Jangan Remehkan Genggaman Tangan, Kekuatannya Luar Biasa
- www.pixabay.com/StockSnap
VIVA – Ilmuwan mengingatkan kepada pasangan kekasih atau suami istri untuk jangan pernah meremehkan kekuatan dari genggaman tangan. Meski terlihat hal sepele, genggaman tangan punya daya yang luar biasa, yakni meredakan rasa sakit.
Apa yang disampaikan itu merupakan hasil studi dari peneliti dari Universitas Colorado, Boulder, Amerika Serikat.
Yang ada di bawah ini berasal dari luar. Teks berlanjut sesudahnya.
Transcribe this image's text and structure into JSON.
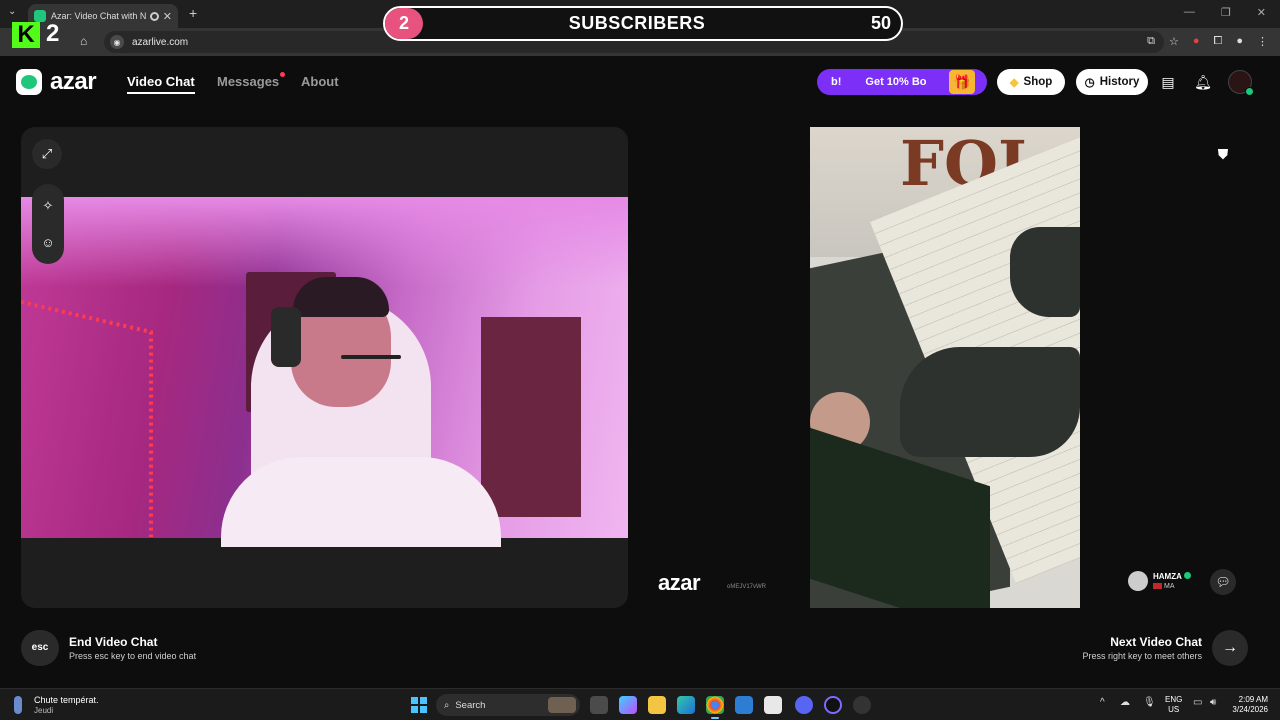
{
  "browser": {
    "tab_title": "Azar: Video Chat with New",
    "url": "azarlive.com"
  },
  "overlay": {
    "kick_count": "2",
    "sub_current": "2",
    "sub_label": "SUBSCRIBERS",
    "sub_goal": "50"
  },
  "header": {
    "logo_text": "azar",
    "nav": [
      {
        "label": "Video Chat",
        "active": true
      },
      {
        "label": "Messages",
        "has_dot": true
      },
      {
        "label": "About"
      }
    ],
    "promo_left": "b!",
    "promo_text": "Get 10% Bo",
    "shop_label": "Shop",
    "history_label": "History"
  },
  "partner": {
    "watermark": "azar",
    "watermark_id": "oMEJV17vWR",
    "name": "HAMZA",
    "country": "MA"
  },
  "controls": {
    "esc_label": "esc",
    "end_title": "End Video Chat",
    "end_sub": "Press esc key to end video chat",
    "next_title": "Next Video Chat",
    "next_sub": "Press right key to meet others"
  },
  "taskbar": {
    "weather_line1": "Chute températ.",
    "weather_line2": "Jeudi",
    "search_placeholder": "Search",
    "lang_line1": "ENG",
    "lang_line2": "US",
    "time": "2:09 AM",
    "date": "3/24/2026"
  },
  "colors": {
    "accent_green": "#1ec77b",
    "promo_purple": "#7b2ff7",
    "sub_pink": "#e8527f",
    "kick_green": "#53fc18"
  }
}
Hasil studi peneliti menunjukkan, menggenggam tangan pasangan yang sedang sakit, bukan hanya mensinkronkan detak jantung dan nafas antara keduanya, tapi pola gelombang otak pasangan juga akan seirama. Sinkronisasi itu pada gilirannya menciptakan efek yang bisa membantu meredakan rasa sakit.
Dikutip dari Science Daily, Jumat 2 Maret 2018, selain itu studi juga lebih banyak empati yang ditunjukkan membuat seseorang bisa merasakan derita yang dirasakan mitra atau pasangannya.
"Kita telah mengembangkan banyak cara berkomunikasi dalam dunia modern, dan kita malah makin sedikit melakukan interaksi fisik. Paper kami ini mengilustrasikan bagaimana kekuatan dan pentingnya sentuhan manusia," ujar pemimpin studi, Pavel Goldstein.
Dia menjelaskan, meski seseorang menunjukkan empati kepada pasangan yang sedang sakit memang menguatkan pasangan, namun akan lebih luar biasa lagi disertai dengan sentuhan fisik.
"Anda mungkin mengekspresikan empati bagi sakitnya pasangan, tapi tanpa sentuhan mungkin tidak akan sepenuhnya terkomunikasikan," jelasnya.
Studi yang dilakukan tim Goldstein, merupakan studi termutakhir soal fenomena sinkronisasi interpersonal, yang mana orang secara fisiologis mencerminkan orang-orang yang bersama dirinya. Studi ini merupakan yang pertama mendalami bagaimana sinkronisasi gelombang otak bisa meredakan rasa sakit dan menawarkan bagaimana peran penyembuhan otak ke otak, dalam memberikan efek penyembuhan.
Dalam studi ini, Goldstein dan koleganya di Universitas Haifa, Israel merekrut 22 pasangan heteroseksual berusia antara 23 sampai 32 tahun. Pasangan ini setidaknya sudah menjalin kebersamaan selama setahun.
Responden pasangan ini diminta menjalankan beberapa skenario 2 menit yang nantinya gelombang otak mereka diukur melalui alat electroencephalography (EEG).
Skenario yang dilakukan pasangan di antaranya yakni duduk bersama tanpa sentuhan, duduk bersama dengan menggenggam tangan pasangan, serta duduk dengan ruangan terpisah. Responden diminta mengulang beberapa skenario saat sang hawa mengalami nyeri panas ringan di lengannya.
Kehadiran pasangan atau absennya sentuhan, dikaitkan dengan sinkronitas gelombang otak pada pita alfa, panjang gelombang yang terkait dengan perhatian terfokus. Jika mereka berpegangan tangan saat sang pasangan kesakitan, gelombang otak akan melonjak.
Selain itu, ilmuwan juga menemukan saat sang hawa sakit dan pasangannya tidak menyentuhnya, gelombang otak berkurang. Hasil ini sesuai dengan temuan studi sebelumnya yang menunjukkan detak jantung dan sinkronisasi pernapasan akan hilang saat sang pria tidak menggenggam tangan pasangannya saat dia sakit.
"Tampaknya rasa sakit benar-benar mengganggu sinkronisasi interpersonal antara pasangan dan sentuhan membawanya memulihkannya," jelas Goldstein.
Pengujian selanjutnya pada responden pria menunjukkan, semakin pria empati pada pasangannya yang sakit, maka semakin banyak aktivitas otak mereka disinkronkan. Dengan semakin sinkron otak, maka rasa sakit makin mereda.